程嘉岳和甄应德见状,也松了口气,连忙拱手告辞。
待他们走后,门扉合拢的瞬间,林如海再也支撑不住,猛地扑倒在书案上,咳得浑身痉挛蜷缩,喉间涌出的鲜血虽不似前日喷溅,却浸透前襟。
“老爷!”
李姨娘和丫鬟们哭声一片,手忙脚乱将他抬回内室,姨娘更是心如刀绞,泪如泉涌。
林如海牙关紧咬,面色青白如死灰,在剧咳的间隙,才挤出声音道:
“只看这次朝廷来人,是否能斩断这盐政毒瘤,我是不中用了。”
“人生自古谁无死,留取丹心照汗青呀。”
林脑海中闪过文天祥的绝命诗,他已经尽力了,其它事情,只能交给后来者来办。
......
扬州知府甄应德的私邸内,炭火烧得极旺,驱散了外间的刺骨寒意。
一张铺设锦褥的黄梨木榻居中,旁边设着紫檀小几,几上还摆好了壶烫得滚热的绍兴女儿红,并数样精致的扬州细点。
甄应德亲手为程嘉岳斟满一杯热酒,自己也端起一杯,脸上先前在巡盐御史府门强装出的关切早已消失无踪,取而代之的是压不住的轻松:
“中丞大人,快暖暖身子。”
“唉,看林盐政方才那光景,恐怕已是油尽灯枯之相,强撑罢了。怕是大限就在眼前了?”
他抿了口酒,辛辣滚入喉肠,话锋带着试探。
甄和林的关系一直不好,两人派系不同,许多事都有矛盾,只不过林代表着朝廷,甄虽然是甄家之人,但也要避开锋芒,曲意迎合。
现在林快走了,对他来说,倒是要轻松了。
程嘉岳端坐榻上,倒没有立刻饮酒,只是让那氤氲的热气拂过冰凉的指节,才圆融道:
“生死之事,自有天命,非我等凡夫可妄加臆测。”
“只是......这巡盐御史一职,执掌两淮盐务命脉,国之重器也,陛下此番特遣天使驾临,恐怕不止是问疾那么简单,更有物色继任、考察局面之心啊。”
他抬起眼,意味深长地看了甄应德一眼,轻啜一口温酒,悠悠道:
“听闻保龄侯史鼎史侯爷,与贵府是通家之好?”
甄应德眼睛猛地一亮,心领神会,喜道:
“我甄家和神都贾家是老亲故旧,而贾家的故荣国公夫人,便是保龄侯的亲姑母,可谓联络有亲,荣损共通。”
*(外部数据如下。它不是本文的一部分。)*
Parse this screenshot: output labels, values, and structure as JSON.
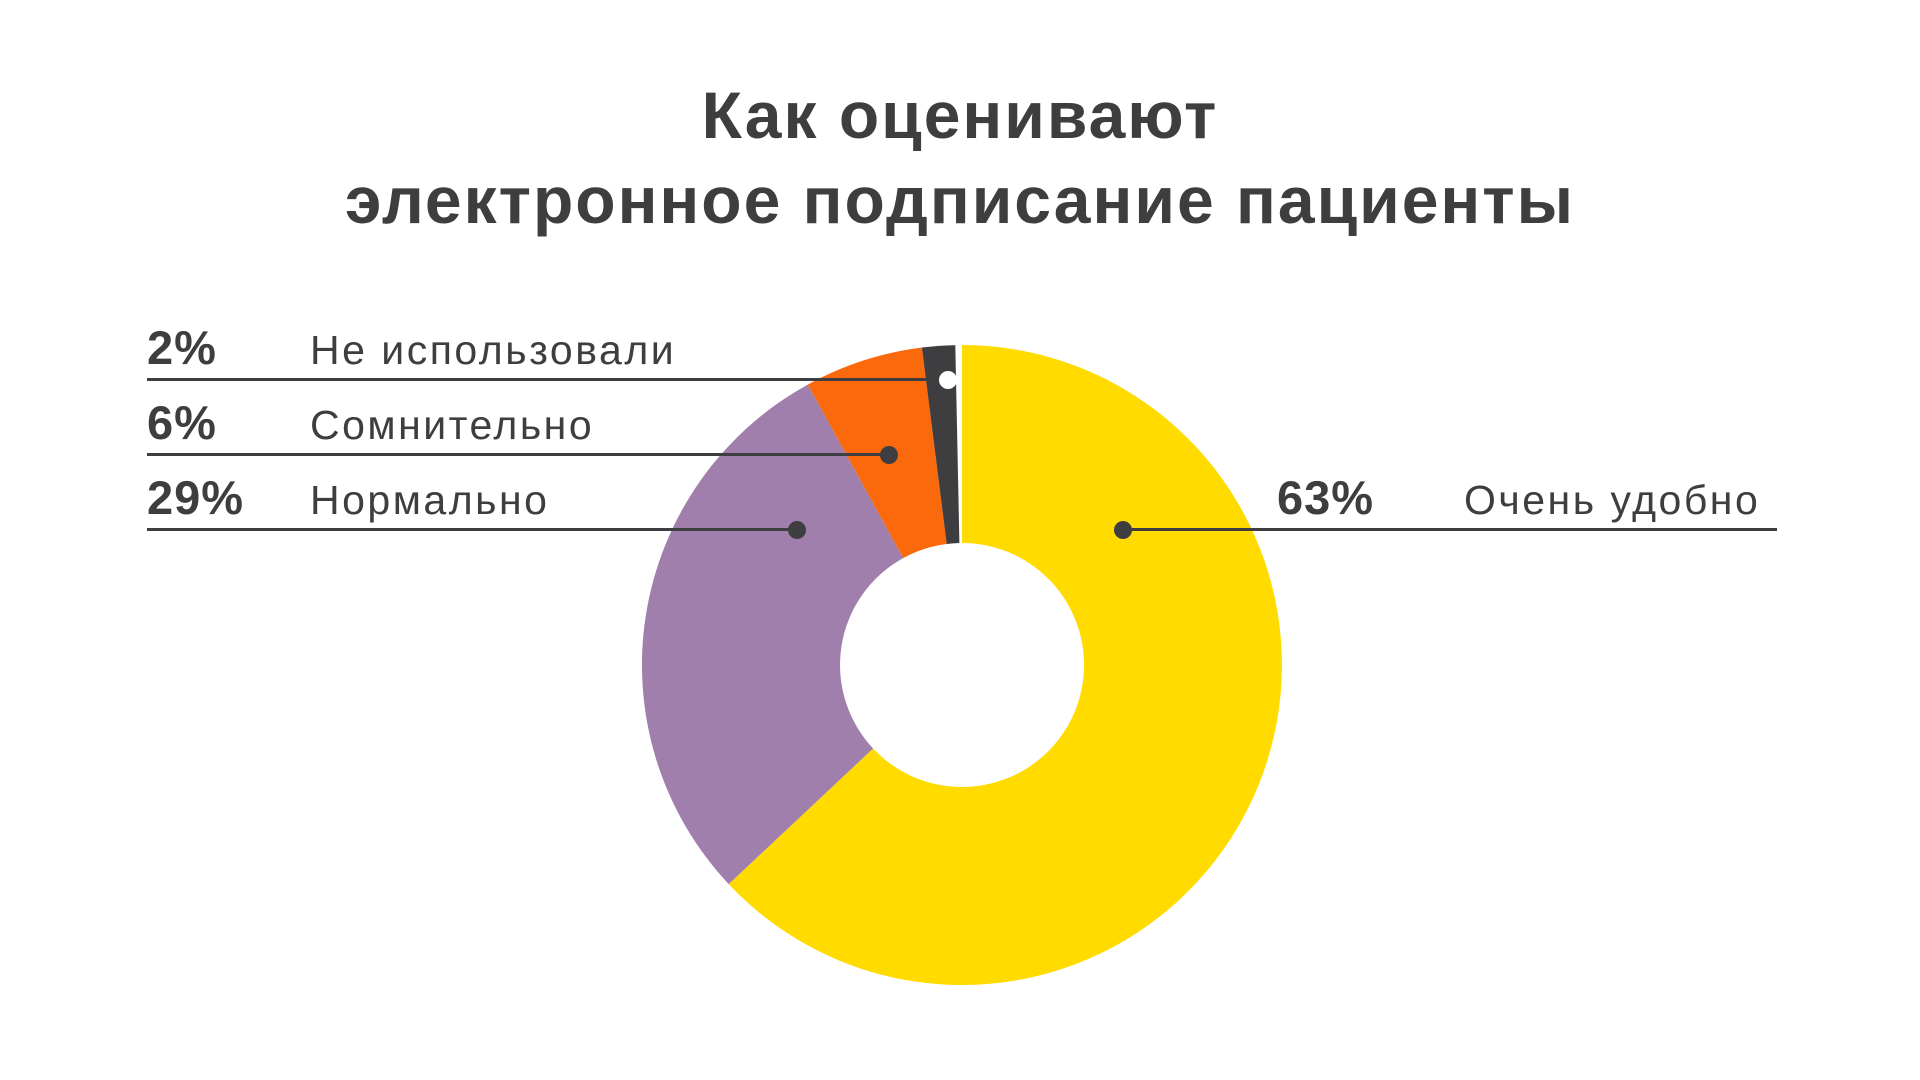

“而史侯爷的为人,是出了名的稳重通达,深明大体,是个可以合作的人。”
他刻意将稳重通达、深明大体几个字咬得极重,暗示对方绝非林如海那种不顾利害的人。
有这层关系在,这位新钦差未必不是一道可走的门路。
程嘉岳微微颔首,品着酒香,不再多言,只道:
“有这层关系,是好开端,盐务关乎国本,更系江南千万生民生计,万万乱不得。”
“待天使抵埠,我等自当同心戮力,妥善应对,以保江南盐政大局无虞。”
甄应德连连点头称是,殷勤为程嘉岳续上热酒。
两人默默对饮,炭火噼啪作响,暖意融融的室内弥漫着酒香。
至于辽东边关的饥寒交迫、中原流民的易子而食与淮北盐场每日累死的役夫,他们也顾不得了。
毕竟蝼蚁般卑贱的草民即便饿成白骨,也不会撞破扬州城的朱门高墙。